On 13 February 2013, Tax and Superannuation Laws Amendment (2013 Measures No 1) Bill 2013 was introduced into the House of Representatives.
The following is extracted from the Explanatory Memorandum.
SCHEDULE 1 to the Bill amends the income tax and superannuation law to ensure that income tax is generally not payable on the interest paid by the Commonwealth on unclaimed money from 1 July 2013.
SCHEDULE 2 to the Bill amends the Fringe Benefits Tax Assessment Act 1986 to align the special rules for calculating airline transport fringe benefits with the general provisions dealing with in-house property fringe benefits and in-house residual fringe benefits.
The method for determining the taxable value of airline transport fringe benefits is also updated to simplify the practical operation of the law and to better reflect the economic value of the benefit.
Date of effect: 7:30 pm by legal time in the Australian Capital Territory on 8 May 2012.
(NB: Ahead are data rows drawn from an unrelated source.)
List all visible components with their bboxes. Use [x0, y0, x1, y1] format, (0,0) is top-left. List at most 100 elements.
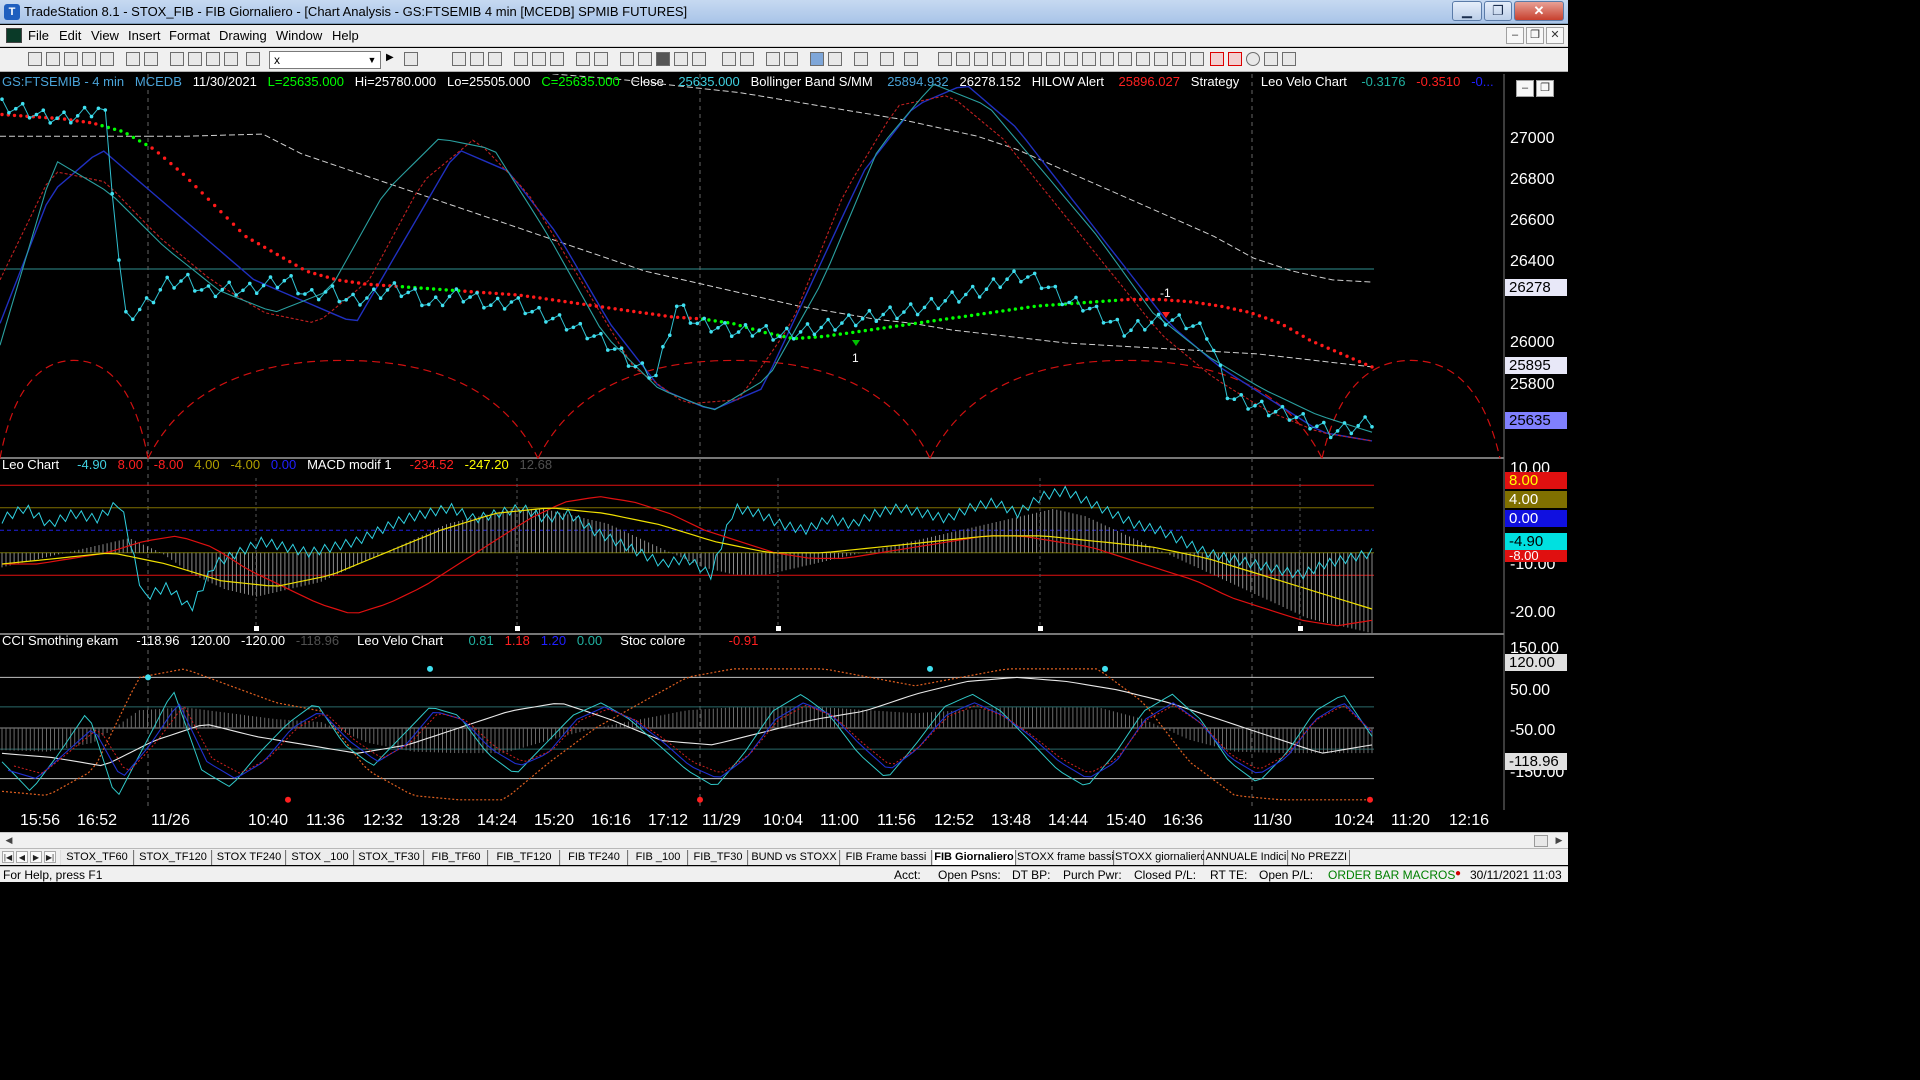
- workspace-tab[interactable]: FIB TF240: [560, 850, 628, 865]
- chart-analysis-icon[interactable]: [452, 52, 466, 66]
- workspace-tab[interactable]: STOX_TF60: [60, 850, 134, 865]
- copy-icon[interactable]: [188, 52, 202, 66]
- save-icon[interactable]: [126, 52, 140, 66]
- find-icon[interactable]: [404, 52, 418, 66]
- trendline-icon[interactable]: [938, 52, 952, 66]
- order-bar-icon[interactable]: [576, 52, 590, 66]
- menu-edit[interactable]: Edit: [59, 28, 81, 43]
- mdi-close-button[interactable]: ✕: [1546, 27, 1564, 44]
- arrow-line-icon[interactable]: [1100, 52, 1114, 66]
- ellipse-icon[interactable]: [1246, 52, 1260, 66]
- print-icon[interactable]: [144, 52, 158, 66]
- workspace-tab[interactable]: STOX_TF120: [134, 850, 212, 865]
- chart-area[interactable]: 1 -1 GS:FTSEMIB - 4 min MCEDB 11/30/2021 …: [0, 74, 1568, 810]
- tools-icon[interactable]: [854, 52, 868, 66]
- workspace-icon[interactable]: [880, 52, 894, 66]
- tab-prev-icon[interactable]: ◀: [16, 851, 28, 863]
- workspace-tab[interactable]: ANNUALE Indici: [1204, 850, 1288, 865]
- optionstation-icon[interactable]: [514, 52, 528, 66]
- open-icon[interactable]: [46, 52, 60, 66]
- symbol-combobox[interactable]: x ▼: [269, 51, 381, 69]
- workspace-tab[interactable]: STOX_TF30: [354, 850, 424, 865]
- chevron-down-icon[interactable]: ▼: [365, 53, 379, 67]
- workspace-tab[interactable]: STOX _100: [286, 850, 354, 865]
- andrews-pitchfork-icon[interactable]: [1082, 52, 1096, 66]
- cycle-icon[interactable]: [1154, 52, 1168, 66]
- workspace-tab[interactable]: STOXX giornaliero: [1114, 850, 1207, 865]
- tab-next-icon[interactable]: ▶: [30, 851, 42, 863]
- chart-svg[interactable]: 1 -1: [0, 74, 1568, 810]
- arc-icon[interactable]: [1136, 52, 1150, 66]
- workspace-tab[interactable]: FIB_TF120: [488, 850, 560, 865]
- edit-icon[interactable]: [64, 52, 78, 66]
- workspace-tab[interactable]: STOXX frame bassi: [1016, 850, 1114, 865]
- news-icon[interactable]: [550, 52, 564, 66]
- workspace-tab[interactable]: STOX TF240: [212, 850, 286, 865]
- minimize-button[interactable]: ▁: [1452, 1, 1482, 21]
- mdi-restore-button[interactable]: ❐: [1526, 27, 1544, 44]
- arrow-down-icon[interactable]: [1210, 52, 1224, 66]
- menu-file[interactable]: File: [28, 28, 49, 43]
- alert-icon[interactable]: [904, 52, 918, 66]
- scroll-left-icon[interactable]: ◀: [2, 834, 16, 847]
- close-button[interactable]: ✕: [1514, 1, 1564, 21]
- bar-spacing-icon[interactable]: [722, 52, 736, 66]
- gann-fan-icon[interactable]: [1028, 52, 1042, 66]
- zoom-out-icon[interactable]: [784, 52, 798, 66]
- workspace-tab[interactable]: BUND vs STOXX: [748, 850, 840, 865]
- new-icon[interactable]: [28, 52, 42, 66]
- chart-minimize-button[interactable]: –: [1516, 80, 1534, 97]
- paste-icon[interactable]: [206, 52, 220, 66]
- maximize-button[interactable]: ❐: [1484, 1, 1512, 21]
- data-window-icon[interactable]: [828, 52, 842, 66]
- strategy-icon[interactable]: [638, 52, 652, 66]
- menu-insert[interactable]: Insert: [128, 28, 161, 43]
- workspace-tab[interactable]: FIB _100: [628, 850, 688, 865]
- menu-window[interactable]: Window: [276, 28, 322, 43]
- palette-icon[interactable]: [246, 52, 260, 66]
- menu-help[interactable]: Help: [332, 28, 359, 43]
- bar-chart-icon[interactable]: [656, 52, 670, 66]
- page-icon[interactable]: [82, 52, 96, 66]
- workspace-tab[interactable]: No PREZZI: [1288, 850, 1350, 865]
- play-icon[interactable]: ▶: [386, 52, 400, 66]
- double-arrow-icon[interactable]: [1118, 52, 1132, 66]
- workspace-tab[interactable]: FIB Frame bassi: [840, 850, 932, 865]
- arrow-up-icon[interactable]: [1228, 52, 1242, 66]
- workspace-tab[interactable]: FIB_TF30: [688, 850, 748, 865]
- workspace-tab[interactable]: FIB Giornaliero: [932, 850, 1016, 865]
- fibonacci-icon[interactable]: [992, 52, 1006, 66]
- horizontal-scrollbar[interactable]: ◀ ▶: [0, 832, 1568, 848]
- format-icon[interactable]: [224, 52, 238, 66]
- channel-icon[interactable]: [1064, 52, 1078, 66]
- tab-first-icon[interactable]: |◀: [2, 851, 14, 863]
- chart-restore-button[interactable]: ❐: [1536, 80, 1554, 97]
- regression-icon[interactable]: [1046, 52, 1060, 66]
- candle-icon[interactable]: [692, 52, 706, 66]
- pointer-icon[interactable]: [810, 52, 824, 66]
- scroll-right-icon[interactable]: ▶: [1552, 834, 1566, 847]
- menu-drawing[interactable]: Drawing: [219, 28, 267, 43]
- tab-last-icon[interactable]: ▶|: [44, 851, 56, 863]
- zoom-in-icon[interactable]: [766, 52, 780, 66]
- cut-icon[interactable]: [170, 52, 184, 66]
- folder-icon[interactable]: [100, 52, 114, 66]
- horizontal-line-icon[interactable]: [974, 52, 988, 66]
- bar-spacing-decrease-icon[interactable]: [740, 52, 754, 66]
- order-bar-macros[interactable]: ORDER BAR MACROS: [1328, 868, 1455, 882]
- scanner-icon[interactable]: [532, 52, 546, 66]
- mdi-minimize-button[interactable]: –: [1506, 27, 1524, 44]
- rectangle-icon[interactable]: [1264, 52, 1278, 66]
- macros-icon[interactable]: [594, 52, 608, 66]
- tradestation-icon[interactable]: T: [4, 4, 20, 20]
- matrix-icon[interactable]: [488, 52, 502, 66]
- chart-window-icon[interactable]: [6, 28, 22, 43]
- pencil-icon[interactable]: [1190, 52, 1204, 66]
- speed-line-icon[interactable]: [1010, 52, 1024, 66]
- line-chart-icon[interactable]: [674, 52, 688, 66]
- scroll-thumb[interactable]: [1534, 835, 1548, 847]
- freehand-icon[interactable]: [1172, 52, 1186, 66]
- menu-view[interactable]: View: [91, 28, 119, 43]
- radarscreen-icon[interactable]: [470, 52, 484, 66]
- workspace-tab[interactable]: FIB_TF60: [424, 850, 488, 865]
SCHEDULE 3 to the Bill amends the ITAA 1997 to allow participants in the Sustainable Rural Water Use and Infrastructure Program (SRWUIP) to choose to make payments they derive under the program free of income tax (including capital gains tax), with expenditure relating to the infrastructure improvements required under the program then being non-deductible.
SCHEDULE 4 to the Bill amends the Superannuation Industry (Supervision) Act 1993 to prescribe requirements for acquisitions and disposals of certain assets between self managed superannuation funds (SMSFs) and related parties. These requirements ensure that these transactions are conducted with transparency and are not used to circumvent the requirements of the superannuation law. This measure applies to transactions occurring on or after 1 July 2013.
SCHEDULES 5 and 6 amend the income tax law to allow corporate tax entities that have paid tax in the past, but are now in a tax loss position, to carry their loss back to those past years to obtain a refund of some of the tax they previously paid.
This is done through the mechanism of a refundable tax offset. The tax offset the entity can get is the lowest of:
- the tax value of the amount of the loss the entity chooses to carry back;
- the tax payable on $1 million taxable income ($300,000 at the current corporate tax rate);
- the entity’s franking account balance at the end of the current year; and
- the tax liability for the year(s) the entity carries the loss back to.
These amendments apply to assessments for the 2012-13 income year and later income years.
Schedule 7 makes a number of miscellaneous amendments to the taxation laws as part of the Government’s commitment to uphold the integrity of the taxation system.
In media release No 2013/013, issued 13 February 2013, the Assistant Treasurer and Minister Assisting for Deregulation, David Bradbury, commented on the SRWUIP amendments.